You see, Christian organizations often promote what is known as “faith work” or tent-making.  They have found their basis in the life of St. Paul who did both Christian and secular work (which supposedly funding his Christian work).  But over the years, I have developed a bit of resistance to this notion.  I mean, who else do you know of who has 7 years of education who is working for free?  Have you ever heard someone say “I am raising funds to work at Apple.  I believe God has called me to work there, but I need to support myself” or “God has called me to be a doctor so now I work at North York General Hospital for free”?  Chances are you never have and you never will.  That’s because this type of mentality is absolutely ludicrous in any other context except Christian ministry.

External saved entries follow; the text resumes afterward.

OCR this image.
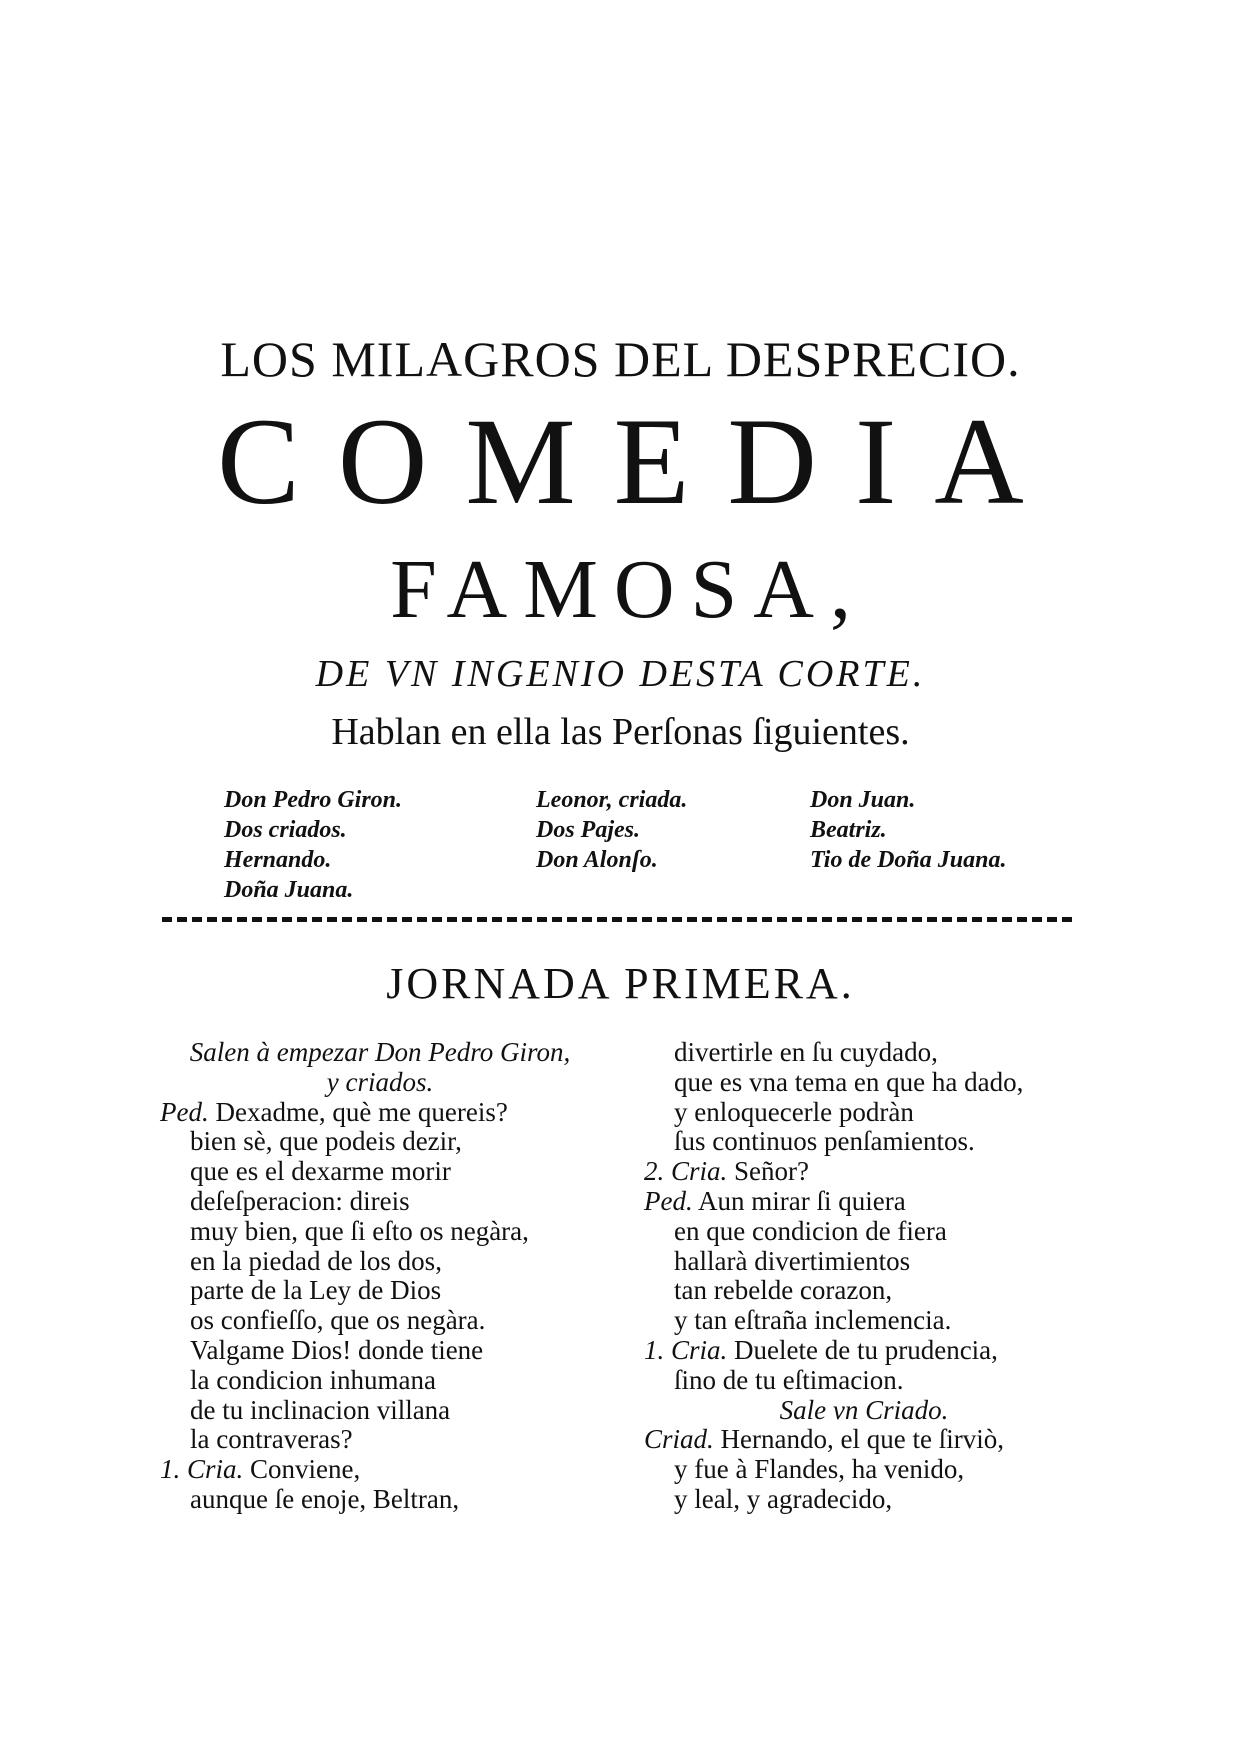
LOS MILAGROS DEL DESPRECIO.
COMEDIA
FAMOSA,
DE VN INGENIO DESTA CORTE.
Hablan en ella las Perſonas ſiguientes.
Don Pedro Giron.
Dos criados.
Hernando.
Doña Juana.
Leonor, criada.
Dos Pajes.
Don Alonſo.
Don Juan.
Beatriz.
Tio de Doña Juana.
JORNADA PRIMERA.
Salen à empezar Don Pedro Giron,
y criados.
Ped. Dexadme, què me quereis?
bien sè, que podeis dezir,
que es el dexarme morir
deſeſperacion: direis
muy bien, que ſi eſto os negàra,
en la piedad de los dos,
parte de la Ley de Dios
os confieſſo, que os negàra.
Valgame Dios! donde tiene
la condicion inhumana
de tu inclinacion villana
la contraveras?
1. Cria. Conviene,
aunque ſe enoje, Beltran,
divertirle en ſu cuydado,
que es vna tema en que ha dado,
y enloquecerle podràn
ſus continuos penſamientos.
2. Cria. Señor?
Ped. Aun mirar ſi quiera
en que condicion de fiera
hallarà divertimientos
tan rebelde corazon,
y tan eſtraña inclemencia.
1. Cria. Duelete de tu prudencia,
ſino de tu eſtimacion.
Sale vn Criado.
Criad. Hernando, el que te ſirviò,
y fue à Flandes, ha venido,
y leal, y agradecido,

Now, don’t get me wrong.  I have learned something from each organization and church I have ever been involved with as an intern.  For the most part, everyone has treated me very kindly and in some cases I truly realize why the organization did not have the resources to pay me.  And like I said, a pastor should not become greedy or too preoccupied with worldly wealth.  Still, I think that churches should try a bit harder to allocate funding for their interns.  I think churches need to realize the intense pressures a young seminary student is under and to try to provide.  It’s great for us to look outside our own church and support other causes, but our primary motivation should be those who are right in front of us who need our support.  After all, if God has put them before us, there must be a reason.

So, please.  Next time you offer an internship program and then realize that you can’t afford one, please think twice.  Please remember that pastors are people, too and that we live in a world where working for free is likely not a reality.